Budish’s argument casts a different light on those who are envisioning the day when electricity becomes significantly cheaper and more plentiful, and when the cost of the computing necessary to mine and support bitcoin drops dramatically. These bitcoin devotees need to be careful what they wish for: The developments they seek would make bitcoin more vulnerable, since they could mean that the value of attacking bitcoin now exceeds the cost of maintaining it.
In any case, Budish reminds us, there are cheaper forms of data security than bitcoin’s blockchain model—such as distributed databases or ledgers that depend on a trusted party. Bitcoin’s devotees are purists who don’t like to rely on any third party, however, no matter how trusted. Budish’s argument in effect is that they are paying a very high price for their purity.
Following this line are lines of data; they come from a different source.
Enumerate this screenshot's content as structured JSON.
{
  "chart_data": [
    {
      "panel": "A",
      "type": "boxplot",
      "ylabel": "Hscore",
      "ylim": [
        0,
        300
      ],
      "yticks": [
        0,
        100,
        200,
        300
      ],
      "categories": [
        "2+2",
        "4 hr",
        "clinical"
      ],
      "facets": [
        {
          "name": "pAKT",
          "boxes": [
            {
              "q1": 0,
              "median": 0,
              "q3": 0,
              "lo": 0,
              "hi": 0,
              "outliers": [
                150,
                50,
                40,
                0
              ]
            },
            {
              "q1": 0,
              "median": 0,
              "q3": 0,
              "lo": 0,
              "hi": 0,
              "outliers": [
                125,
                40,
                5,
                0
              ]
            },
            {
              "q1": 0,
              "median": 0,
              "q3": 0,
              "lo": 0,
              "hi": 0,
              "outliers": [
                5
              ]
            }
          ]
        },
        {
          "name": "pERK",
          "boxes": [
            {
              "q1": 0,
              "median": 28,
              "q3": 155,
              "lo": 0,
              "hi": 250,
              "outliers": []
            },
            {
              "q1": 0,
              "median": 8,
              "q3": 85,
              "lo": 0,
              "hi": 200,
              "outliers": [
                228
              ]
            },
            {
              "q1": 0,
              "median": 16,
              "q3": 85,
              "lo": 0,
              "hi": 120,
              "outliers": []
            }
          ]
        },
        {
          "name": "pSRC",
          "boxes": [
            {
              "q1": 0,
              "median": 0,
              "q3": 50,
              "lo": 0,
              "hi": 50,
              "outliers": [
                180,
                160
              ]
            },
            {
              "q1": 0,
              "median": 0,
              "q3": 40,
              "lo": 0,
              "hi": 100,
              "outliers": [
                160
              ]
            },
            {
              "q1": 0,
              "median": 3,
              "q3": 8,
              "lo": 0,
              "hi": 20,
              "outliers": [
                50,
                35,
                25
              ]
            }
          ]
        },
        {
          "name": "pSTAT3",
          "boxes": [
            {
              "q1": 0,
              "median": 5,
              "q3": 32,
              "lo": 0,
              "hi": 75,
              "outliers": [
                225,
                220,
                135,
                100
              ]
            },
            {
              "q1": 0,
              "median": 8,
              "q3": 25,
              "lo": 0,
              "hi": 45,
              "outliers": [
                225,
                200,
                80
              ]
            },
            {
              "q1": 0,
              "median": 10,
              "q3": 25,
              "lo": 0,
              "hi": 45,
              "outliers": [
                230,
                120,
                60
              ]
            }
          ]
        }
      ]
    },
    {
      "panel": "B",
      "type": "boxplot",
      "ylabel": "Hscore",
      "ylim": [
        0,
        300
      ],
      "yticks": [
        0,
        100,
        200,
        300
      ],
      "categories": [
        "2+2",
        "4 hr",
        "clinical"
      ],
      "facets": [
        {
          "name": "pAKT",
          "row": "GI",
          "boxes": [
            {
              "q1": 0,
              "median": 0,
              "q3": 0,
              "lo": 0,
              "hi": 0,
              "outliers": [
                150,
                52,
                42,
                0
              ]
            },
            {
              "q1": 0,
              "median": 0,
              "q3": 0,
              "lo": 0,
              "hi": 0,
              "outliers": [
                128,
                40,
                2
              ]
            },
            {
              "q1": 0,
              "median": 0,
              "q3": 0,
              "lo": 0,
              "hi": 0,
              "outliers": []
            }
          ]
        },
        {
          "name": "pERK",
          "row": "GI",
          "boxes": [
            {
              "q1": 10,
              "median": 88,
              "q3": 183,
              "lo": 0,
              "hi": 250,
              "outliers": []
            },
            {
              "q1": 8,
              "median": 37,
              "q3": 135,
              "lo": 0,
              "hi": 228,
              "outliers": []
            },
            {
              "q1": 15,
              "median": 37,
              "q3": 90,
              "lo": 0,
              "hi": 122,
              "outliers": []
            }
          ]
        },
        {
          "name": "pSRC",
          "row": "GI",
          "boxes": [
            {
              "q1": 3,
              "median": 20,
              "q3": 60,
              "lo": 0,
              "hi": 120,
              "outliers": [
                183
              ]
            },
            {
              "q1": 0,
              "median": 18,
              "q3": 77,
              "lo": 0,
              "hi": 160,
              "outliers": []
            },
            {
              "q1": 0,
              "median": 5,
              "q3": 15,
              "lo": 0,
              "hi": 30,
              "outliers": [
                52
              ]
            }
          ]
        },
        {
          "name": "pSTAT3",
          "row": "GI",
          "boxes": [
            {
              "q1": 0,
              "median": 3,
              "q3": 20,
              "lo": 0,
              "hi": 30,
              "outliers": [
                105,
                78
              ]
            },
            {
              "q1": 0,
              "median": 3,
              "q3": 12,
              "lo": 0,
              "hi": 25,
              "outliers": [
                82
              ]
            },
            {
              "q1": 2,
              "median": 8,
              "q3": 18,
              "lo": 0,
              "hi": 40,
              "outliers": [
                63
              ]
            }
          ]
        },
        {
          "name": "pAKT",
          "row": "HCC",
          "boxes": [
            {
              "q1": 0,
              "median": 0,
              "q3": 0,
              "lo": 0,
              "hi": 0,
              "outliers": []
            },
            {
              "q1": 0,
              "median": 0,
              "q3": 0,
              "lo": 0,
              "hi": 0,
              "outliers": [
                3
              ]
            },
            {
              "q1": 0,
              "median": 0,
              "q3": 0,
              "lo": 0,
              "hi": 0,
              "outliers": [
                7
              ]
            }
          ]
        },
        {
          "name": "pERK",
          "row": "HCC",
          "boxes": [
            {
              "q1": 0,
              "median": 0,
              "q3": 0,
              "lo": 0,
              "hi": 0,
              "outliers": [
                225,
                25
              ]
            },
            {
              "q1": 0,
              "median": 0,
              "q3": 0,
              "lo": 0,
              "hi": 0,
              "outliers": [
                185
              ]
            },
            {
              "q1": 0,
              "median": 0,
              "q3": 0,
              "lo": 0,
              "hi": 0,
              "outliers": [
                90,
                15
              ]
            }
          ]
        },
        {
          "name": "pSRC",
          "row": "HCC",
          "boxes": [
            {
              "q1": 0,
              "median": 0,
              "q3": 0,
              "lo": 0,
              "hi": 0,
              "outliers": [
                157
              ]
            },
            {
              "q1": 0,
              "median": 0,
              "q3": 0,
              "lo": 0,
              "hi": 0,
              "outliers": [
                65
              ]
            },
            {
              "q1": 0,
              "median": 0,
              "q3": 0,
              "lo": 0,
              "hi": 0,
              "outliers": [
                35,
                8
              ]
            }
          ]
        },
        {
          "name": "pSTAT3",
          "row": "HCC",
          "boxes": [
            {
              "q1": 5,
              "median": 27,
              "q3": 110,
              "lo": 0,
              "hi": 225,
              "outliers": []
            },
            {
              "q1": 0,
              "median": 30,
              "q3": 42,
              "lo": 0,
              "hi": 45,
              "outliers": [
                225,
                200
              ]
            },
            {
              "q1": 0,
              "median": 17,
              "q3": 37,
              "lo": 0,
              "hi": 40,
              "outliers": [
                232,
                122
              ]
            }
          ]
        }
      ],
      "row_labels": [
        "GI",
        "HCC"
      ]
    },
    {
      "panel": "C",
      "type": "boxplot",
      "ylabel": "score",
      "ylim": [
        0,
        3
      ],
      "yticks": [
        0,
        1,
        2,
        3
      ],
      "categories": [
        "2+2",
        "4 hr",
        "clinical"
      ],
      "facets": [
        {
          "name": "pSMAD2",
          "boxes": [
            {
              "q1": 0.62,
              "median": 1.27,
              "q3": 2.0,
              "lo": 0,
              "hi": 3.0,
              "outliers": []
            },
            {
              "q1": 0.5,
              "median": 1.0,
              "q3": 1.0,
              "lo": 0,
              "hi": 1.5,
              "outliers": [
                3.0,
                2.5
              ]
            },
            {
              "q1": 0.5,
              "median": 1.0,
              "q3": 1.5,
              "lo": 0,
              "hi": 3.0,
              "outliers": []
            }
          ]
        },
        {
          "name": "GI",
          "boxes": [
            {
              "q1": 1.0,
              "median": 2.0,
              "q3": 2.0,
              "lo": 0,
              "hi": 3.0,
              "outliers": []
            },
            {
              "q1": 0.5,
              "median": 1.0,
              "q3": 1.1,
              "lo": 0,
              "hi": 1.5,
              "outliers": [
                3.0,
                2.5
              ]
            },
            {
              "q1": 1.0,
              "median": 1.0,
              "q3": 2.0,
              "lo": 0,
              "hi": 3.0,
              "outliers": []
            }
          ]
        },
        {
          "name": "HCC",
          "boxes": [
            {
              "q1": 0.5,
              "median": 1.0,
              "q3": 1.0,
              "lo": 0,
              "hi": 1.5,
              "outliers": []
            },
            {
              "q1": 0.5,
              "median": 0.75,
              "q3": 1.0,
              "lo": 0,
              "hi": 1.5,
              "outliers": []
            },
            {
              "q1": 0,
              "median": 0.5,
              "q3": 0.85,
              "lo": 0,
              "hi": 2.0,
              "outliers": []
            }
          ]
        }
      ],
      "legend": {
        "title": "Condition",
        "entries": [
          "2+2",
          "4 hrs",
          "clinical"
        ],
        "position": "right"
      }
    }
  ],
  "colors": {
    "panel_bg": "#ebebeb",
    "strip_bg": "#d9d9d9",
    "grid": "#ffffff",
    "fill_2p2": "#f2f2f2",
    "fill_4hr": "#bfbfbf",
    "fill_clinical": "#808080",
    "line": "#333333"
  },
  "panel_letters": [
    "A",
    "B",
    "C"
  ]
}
It’s worth noting in this regard, however, that many gold bugs have reached their peace with reliance on a trusted party—which is saying something since they are a notoriously untrusting lot. I’m referring to the widespread popularity of the SPDR Gold Shares exchange-traded fund (ticker: GLD), the largest ETF benchmarked to the price of gold. It promises to own physical gold as full collateral against the shares it issues.
But, needless to say, most (if not all) of the investors who have bought the gold ETF—its market cap is now $32 billion—have not personally verified the existence of that physical gold collateral. That doesn’t seem to pose a problem, since investors appear to be content taking the word of the outside firm that periodically attests to the existence of the requisite amount of gold.
That could very well be a model for us all.